When I first heard of the World Race, I didn’t want to go. God warmed my heart through multiple friends launching, and finally my own sister in August 2017. When I saw a race focused on the 10/40 window, I knew that was the Race for me.
I want to see the persecuted church.
I still don’t know where I am called permanently. Maybe going to 11 different countries will help me cement my calling to a specific place. Maybe I’ll make connections that will lead to more missions opportunities. Maybe I’ll apply what I learn on the race to a life in America. Maybe I’ll meet someone who I will spend my life with, and maybe I won’t. Maybe I’ll go be an international teacher in a completely unrelated country. Or maybe I’ll quit teaching and write YA novels for a living.
I can’t see the path. But I do know that this is the next step.
I think it’s important to say that I’m still not sure. In day to day life, I often question whether the calling I feel really exists.
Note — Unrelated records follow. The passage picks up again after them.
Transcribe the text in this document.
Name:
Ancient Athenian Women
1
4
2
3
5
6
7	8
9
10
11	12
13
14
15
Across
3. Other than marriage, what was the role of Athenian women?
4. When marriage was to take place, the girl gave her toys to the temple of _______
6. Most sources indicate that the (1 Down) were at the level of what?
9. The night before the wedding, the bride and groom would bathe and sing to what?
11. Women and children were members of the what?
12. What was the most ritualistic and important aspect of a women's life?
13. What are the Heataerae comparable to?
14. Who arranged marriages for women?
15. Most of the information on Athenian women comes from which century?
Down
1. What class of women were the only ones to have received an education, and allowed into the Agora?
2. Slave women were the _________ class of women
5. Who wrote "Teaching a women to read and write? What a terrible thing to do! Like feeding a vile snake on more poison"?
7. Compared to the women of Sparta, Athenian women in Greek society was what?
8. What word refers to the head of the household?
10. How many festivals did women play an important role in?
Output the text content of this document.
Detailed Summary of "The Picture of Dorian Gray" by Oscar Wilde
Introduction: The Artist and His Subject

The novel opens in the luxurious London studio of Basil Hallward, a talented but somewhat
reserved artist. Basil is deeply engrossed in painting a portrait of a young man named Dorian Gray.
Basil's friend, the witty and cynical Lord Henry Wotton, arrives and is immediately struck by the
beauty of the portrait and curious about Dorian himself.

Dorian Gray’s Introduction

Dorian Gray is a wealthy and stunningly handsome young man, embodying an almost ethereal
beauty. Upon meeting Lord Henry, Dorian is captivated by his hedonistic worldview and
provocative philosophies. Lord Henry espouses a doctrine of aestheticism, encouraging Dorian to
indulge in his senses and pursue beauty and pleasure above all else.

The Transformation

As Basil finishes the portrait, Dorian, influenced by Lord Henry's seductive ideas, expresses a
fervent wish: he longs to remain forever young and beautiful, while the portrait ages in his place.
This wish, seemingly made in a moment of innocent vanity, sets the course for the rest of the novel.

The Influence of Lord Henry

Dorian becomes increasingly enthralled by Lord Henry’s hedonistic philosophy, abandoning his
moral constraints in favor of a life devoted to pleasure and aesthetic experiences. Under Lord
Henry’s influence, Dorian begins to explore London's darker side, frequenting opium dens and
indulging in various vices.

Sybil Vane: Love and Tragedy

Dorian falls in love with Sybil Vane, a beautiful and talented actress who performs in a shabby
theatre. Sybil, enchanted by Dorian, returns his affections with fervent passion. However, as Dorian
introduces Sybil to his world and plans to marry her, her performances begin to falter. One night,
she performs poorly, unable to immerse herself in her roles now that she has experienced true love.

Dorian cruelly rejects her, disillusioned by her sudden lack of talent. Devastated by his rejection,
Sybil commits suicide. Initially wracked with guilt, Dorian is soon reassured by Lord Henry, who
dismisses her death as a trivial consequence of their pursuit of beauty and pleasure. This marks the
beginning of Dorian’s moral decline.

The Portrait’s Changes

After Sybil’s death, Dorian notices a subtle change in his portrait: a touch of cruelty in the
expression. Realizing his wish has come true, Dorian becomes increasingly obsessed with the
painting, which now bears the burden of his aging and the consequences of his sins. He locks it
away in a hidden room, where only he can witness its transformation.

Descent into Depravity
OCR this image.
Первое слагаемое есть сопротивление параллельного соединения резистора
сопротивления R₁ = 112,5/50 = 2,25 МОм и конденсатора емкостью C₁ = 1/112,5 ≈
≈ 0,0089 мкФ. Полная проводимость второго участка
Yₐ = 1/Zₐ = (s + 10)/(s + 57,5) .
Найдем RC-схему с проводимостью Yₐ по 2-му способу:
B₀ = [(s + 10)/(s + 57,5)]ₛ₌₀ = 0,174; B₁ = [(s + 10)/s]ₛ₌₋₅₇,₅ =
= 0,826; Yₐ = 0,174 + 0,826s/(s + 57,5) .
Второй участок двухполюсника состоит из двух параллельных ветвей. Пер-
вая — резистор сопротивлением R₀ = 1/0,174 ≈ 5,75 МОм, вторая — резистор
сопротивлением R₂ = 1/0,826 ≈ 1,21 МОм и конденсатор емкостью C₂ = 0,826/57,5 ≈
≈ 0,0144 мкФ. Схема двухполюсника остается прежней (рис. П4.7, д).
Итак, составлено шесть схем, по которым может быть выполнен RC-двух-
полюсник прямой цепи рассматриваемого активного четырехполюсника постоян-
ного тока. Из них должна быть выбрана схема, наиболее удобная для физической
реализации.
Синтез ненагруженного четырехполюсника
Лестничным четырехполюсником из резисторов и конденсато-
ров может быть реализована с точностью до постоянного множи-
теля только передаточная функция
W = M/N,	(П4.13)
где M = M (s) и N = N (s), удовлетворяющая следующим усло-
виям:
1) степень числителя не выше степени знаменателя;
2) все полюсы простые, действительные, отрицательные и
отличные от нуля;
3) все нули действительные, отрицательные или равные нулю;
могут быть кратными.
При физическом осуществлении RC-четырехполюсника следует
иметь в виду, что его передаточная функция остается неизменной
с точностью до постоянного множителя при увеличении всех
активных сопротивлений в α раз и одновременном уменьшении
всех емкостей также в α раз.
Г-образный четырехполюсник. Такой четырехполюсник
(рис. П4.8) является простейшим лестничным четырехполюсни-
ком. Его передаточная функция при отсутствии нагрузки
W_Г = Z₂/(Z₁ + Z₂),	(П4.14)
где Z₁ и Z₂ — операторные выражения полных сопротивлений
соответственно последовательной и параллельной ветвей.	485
Maybe I’ll end up living in America, I’ll think. Maybe I’m trying to escape.
But when I really examine my heart, I find a deeper, abiding truth and all-encompassing purpose governing my life: I want as many people as possible to experience the truth and freedom I have found in Jesus. And that may sound like Christian-ese or a nice sentiment from a goody-two-shoes who hasn’t experienced real life, but trust me, it’s not.
Pain defines us, because it comes on the heels of our choices. Sometimes it is a result of our choices, and sometimes we must make a choice because of pain we’ve experienced. Pain illumines who we are as people, and there comes a moment during every tragedy when we must make a choice about what kind of person we want to be, and what we want to believe. I would not be here today without Jesus, and despite all the pain and the waves that have come in my life, this deep, abiding call has been there all along.
Tragedy has not crushed it; rather, God has used tragedy to call it forth.
“It is too small a thing for you to be my servant to restore the tribes of Jacob and bring back those of Israel I have kept. I will also make you a light for the Gentiles, that my salvation may reach to the ends of the earth.” ~Isaiah 49:6
Would you join me in praying this verse over my trip? Lord, make my life a light for the Gentiles, that your salvation might reach the ends of the earth.